Trial plans are available for both Power Apps and Power Automate. Free trials last 30 days for Power Apps and 90 days for Power Automate plans. Users can self-service sign up for these trials in your organization. This can be done by explicitly visiting the pricing pages or by being prompted when they attempt an action in the apps that require additional licensing.

For Power Automate, an unlicensed user who signs into flow.microsoft.com will be set up with the free Power Automate plan. If later they try to perform an action like sharing a flow, they'll be prompted to sign up for a trial. In this example, if the user accepted the offer for trial they would be signed up for a Power Automate trial. This trial wouldn't show up under the user licenses in the Microsoft 365 Portal, however you can see it in the Power Apps license report discussed later in the security section.

For Power Apps, if a user signs up for a Power Apps trial, they'll get a Power Apps per user trial if needed for any of the actions they take such as creating an environment.
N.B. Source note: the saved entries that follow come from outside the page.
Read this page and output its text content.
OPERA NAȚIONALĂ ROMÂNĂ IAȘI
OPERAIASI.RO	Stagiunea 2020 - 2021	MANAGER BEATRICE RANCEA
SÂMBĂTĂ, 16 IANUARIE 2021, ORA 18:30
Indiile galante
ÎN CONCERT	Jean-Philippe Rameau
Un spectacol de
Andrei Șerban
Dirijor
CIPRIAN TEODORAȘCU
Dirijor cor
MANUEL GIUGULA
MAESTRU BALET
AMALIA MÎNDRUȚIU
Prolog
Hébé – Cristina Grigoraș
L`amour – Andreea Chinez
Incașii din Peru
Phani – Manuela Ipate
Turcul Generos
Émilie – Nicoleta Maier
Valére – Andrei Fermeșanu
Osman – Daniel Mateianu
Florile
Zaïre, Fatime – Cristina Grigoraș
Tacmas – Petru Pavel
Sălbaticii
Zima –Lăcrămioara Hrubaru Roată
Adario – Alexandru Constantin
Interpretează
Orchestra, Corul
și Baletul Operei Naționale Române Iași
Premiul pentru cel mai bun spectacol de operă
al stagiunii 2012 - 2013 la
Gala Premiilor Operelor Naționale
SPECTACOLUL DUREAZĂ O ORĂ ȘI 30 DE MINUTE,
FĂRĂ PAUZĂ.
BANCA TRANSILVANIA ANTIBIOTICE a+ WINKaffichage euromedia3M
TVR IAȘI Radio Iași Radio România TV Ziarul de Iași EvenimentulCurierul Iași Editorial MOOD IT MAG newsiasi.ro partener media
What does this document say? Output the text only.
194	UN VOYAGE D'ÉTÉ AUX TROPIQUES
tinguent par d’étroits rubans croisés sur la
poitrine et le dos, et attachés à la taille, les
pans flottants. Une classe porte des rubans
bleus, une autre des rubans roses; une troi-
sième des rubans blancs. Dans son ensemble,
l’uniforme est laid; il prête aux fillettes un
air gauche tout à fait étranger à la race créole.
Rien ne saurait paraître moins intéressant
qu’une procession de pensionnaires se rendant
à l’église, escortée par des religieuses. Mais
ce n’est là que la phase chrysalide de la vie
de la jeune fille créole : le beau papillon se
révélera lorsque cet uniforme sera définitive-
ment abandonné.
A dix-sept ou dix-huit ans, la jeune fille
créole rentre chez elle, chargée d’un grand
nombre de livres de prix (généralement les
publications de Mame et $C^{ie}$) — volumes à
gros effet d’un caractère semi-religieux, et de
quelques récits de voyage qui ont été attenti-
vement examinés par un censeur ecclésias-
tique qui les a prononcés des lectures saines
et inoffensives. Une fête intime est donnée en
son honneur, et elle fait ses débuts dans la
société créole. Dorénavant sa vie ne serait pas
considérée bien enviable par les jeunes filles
As the administrator, you'll likely be assisting users that had started in a trial and either want to continue experimenting or are ready to get a regular license to keep working with the app they are building. If you are moving to a regular license for a user, it would also be a good time to work with them to see if their app should stay where it was built or should be moved according to the environment strategy you adopt. For those not ready to get a full license but want to keep experimenting you could help them get set up on the developer plan and help them move their application and flow assets into their new developer environment.

Power Apps Developer Plan

In addition to the trial plans, there's also a free Power Apps Developer Plan. This is a special plan that allows up individual self-service sign and it provides an individual environment that the user can use to build apps and flows. These environments will show up on the administrator’s list of environments and will list the type of environment as “Developer”. The environments are for individual use, so there's no ability to share with other users. Users in your organization can self-service sign up for this plan even if they have Power Apps and Power Automate license entitlements via another licensing plan. Sign-up for the Power Apps Developer Plan can be found here and more details on its features here.

What users are licensed

You can always look at individual user licensing in the Microsoft 365 admin center by drilling into specific users.

You can also use the following PowerShell command to export assigned user licenses.

Get-AdminPowerAppLicenses -OutputFilePath '<licenses.csv>'

Exports all the assigned user licenses (Power Apps and Power Automate) in your tenant into a tabular view .csv file. The exported file contains both self-service sign-up internal trial plans and plans that are sourced from Microsoft Entra ID. The internal trial plans aren't visible to admins in the Microsoft 365 admin center.

The export can take a while for tenants with a large number of Microsoft Power Platform users.